Protests Must Continue: A Look at Hong Kong During a Pandemic

Alexander Deng, Opinion Editor

The dangers that an organized protest carries during this time are clear. Aside from the vast number of people in attendance, common activities at protests include chanting and yelling, or coughing and sneezing when in contact with pepper spray. All of these aspects threaten to spread COVID-19, which is why a ban on assembly, more so large gatherings, seems justifiable at first. However, current relations between China and Hong Kong paint a different picture. Under the guise of public health concern, the Chinese government has positioned itself to further erode Hong Kong’s democratic freedoms with frightening swiftness and conviction. Now, restrictions on gatherings that are intended to slow the spread of the coronavirus are weapons used to silence and downplay Hong Kong’s democracy movement. Actions such as the arrest of 15 prominent pro-democracy leaders on May 11th would have prompted massive protests, but with gatherings prohibited and organizers quickly detained, Hong Kong’s freedom movement has all but come to a halt. In the United States, recent nationwide demonstrations over the murder of George Floyd at the hands of the Minneapolis Police Department show that protests occur when immediate justice is required in a system that hasn’t delivered. Both America’s racial justice movements and Hong Kong’s fall show why freedom of demonstration will not and must not stop during a pandemic. 

Hong Kong’s freedom movement has all but come to a halt.

China has gone to great lengths to dispel the preconception that the country’s failures regarding COVID-19 demonstrate the flaws of authoritarianism. Instead, shortcomings that can be easily blamed on executive negligence are used as fuel for the anti-democracy propaganda deployed in Hong Kong. Although the United States has historically been critical of the Chinese President Xi Jinping’s campaign against protests in Hong Kong, actions from President Trump regarding recent domestic protests reveal that the two have more in common than meets the eye. The similarities in how both protests were and are currently handled further emphasize why the right to assemble is more important now than ever. 

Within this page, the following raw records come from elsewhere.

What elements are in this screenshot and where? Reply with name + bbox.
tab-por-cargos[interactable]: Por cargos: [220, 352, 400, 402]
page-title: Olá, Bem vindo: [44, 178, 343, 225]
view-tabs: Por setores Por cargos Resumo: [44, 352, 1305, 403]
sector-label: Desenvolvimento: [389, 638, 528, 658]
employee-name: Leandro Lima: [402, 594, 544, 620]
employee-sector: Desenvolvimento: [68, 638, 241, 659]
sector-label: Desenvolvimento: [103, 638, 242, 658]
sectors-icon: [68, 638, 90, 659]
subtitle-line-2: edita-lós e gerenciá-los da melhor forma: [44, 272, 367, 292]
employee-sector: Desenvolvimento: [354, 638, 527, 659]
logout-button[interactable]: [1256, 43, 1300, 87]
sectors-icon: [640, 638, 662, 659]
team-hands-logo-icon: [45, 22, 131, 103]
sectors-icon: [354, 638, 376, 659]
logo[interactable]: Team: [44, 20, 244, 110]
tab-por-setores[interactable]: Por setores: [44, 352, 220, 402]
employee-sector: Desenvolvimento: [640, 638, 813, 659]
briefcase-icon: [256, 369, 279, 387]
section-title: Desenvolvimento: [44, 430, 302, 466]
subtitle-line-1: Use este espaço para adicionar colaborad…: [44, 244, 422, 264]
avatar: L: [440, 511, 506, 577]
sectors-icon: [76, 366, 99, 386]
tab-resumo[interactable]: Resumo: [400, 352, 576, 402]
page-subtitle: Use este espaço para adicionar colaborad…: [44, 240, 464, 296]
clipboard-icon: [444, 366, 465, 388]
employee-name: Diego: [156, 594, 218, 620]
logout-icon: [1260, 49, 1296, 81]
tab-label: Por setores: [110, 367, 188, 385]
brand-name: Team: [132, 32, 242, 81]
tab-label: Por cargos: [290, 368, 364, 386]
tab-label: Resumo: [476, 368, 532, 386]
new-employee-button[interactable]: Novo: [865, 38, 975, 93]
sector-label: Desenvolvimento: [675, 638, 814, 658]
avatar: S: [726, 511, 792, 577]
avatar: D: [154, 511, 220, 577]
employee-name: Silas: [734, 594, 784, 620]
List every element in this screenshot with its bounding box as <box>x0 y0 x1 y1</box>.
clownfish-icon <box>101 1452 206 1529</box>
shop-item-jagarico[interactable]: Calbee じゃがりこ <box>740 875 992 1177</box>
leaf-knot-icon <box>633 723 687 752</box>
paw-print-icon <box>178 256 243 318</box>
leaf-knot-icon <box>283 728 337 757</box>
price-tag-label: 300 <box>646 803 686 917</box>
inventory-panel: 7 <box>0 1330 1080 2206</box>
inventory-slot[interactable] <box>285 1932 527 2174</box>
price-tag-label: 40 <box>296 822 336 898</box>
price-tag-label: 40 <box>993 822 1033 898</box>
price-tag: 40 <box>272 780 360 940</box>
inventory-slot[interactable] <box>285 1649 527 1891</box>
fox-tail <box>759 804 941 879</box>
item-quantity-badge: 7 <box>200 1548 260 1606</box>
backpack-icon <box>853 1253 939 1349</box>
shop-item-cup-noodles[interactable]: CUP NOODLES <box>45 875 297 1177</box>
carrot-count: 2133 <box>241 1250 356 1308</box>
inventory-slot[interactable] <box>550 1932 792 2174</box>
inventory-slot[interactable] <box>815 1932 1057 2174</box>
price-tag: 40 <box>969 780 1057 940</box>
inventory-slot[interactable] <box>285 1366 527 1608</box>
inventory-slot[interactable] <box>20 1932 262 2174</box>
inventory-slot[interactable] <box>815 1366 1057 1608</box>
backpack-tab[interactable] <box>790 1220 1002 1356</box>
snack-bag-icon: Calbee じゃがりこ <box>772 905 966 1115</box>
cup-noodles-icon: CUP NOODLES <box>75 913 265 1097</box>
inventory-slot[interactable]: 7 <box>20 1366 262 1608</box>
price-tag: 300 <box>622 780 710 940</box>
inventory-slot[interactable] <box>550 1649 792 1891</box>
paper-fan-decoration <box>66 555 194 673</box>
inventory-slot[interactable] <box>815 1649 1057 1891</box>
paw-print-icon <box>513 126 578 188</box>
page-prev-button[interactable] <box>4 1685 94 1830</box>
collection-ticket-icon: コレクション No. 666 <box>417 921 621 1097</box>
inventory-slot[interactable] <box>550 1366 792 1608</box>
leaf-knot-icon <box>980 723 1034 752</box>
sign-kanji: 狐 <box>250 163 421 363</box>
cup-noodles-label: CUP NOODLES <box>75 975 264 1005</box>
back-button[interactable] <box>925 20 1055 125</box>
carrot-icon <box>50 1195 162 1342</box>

In an effort to contain the spread of COVID-19, governments have allocated power to centralized, state entities. This move to create leadership during what is an unprecedented situation has overshadowed the basic tenet of consent of the governed, that authority is only legitimate if citizens recognize its benefit. For President Trump and Xi, the idea that their leadership is under question is a dangerous precedent, which is why both, despite their differences, are working hard to quell the notion. President Xi has denied that arrests are for political reasons. Crackdowns on opposition have taken the form of sweeping arrests. Trump has also gone to extreme lengths to assert his authority, threatening insurrection with military intervention. For residents of Hong Kong, consent to China and the authority it carries means trust in its judicial system and form of government. Through observation this system has failed to uphold democratic rights that were promised by the colonial British. For Americans, consent means trust in authority figures’ competence and knowledge, and that those who wield authority, in this case the police, are expected to uphold the same trust. 

Both the residents of Hong Kong and the United States share the same concerns that those in power are not there to help, and the current leaders from both countries seek to dispel these concerns without addressing them directly.  What may be the dagger in Hong Kong’s struggle for autonomy is a lesson that Americans must learn from. Military intervention during protests is a blatant attempt at weakening a movement. The movement in Hong Kong was silenced overnight, do not let America have the same fate.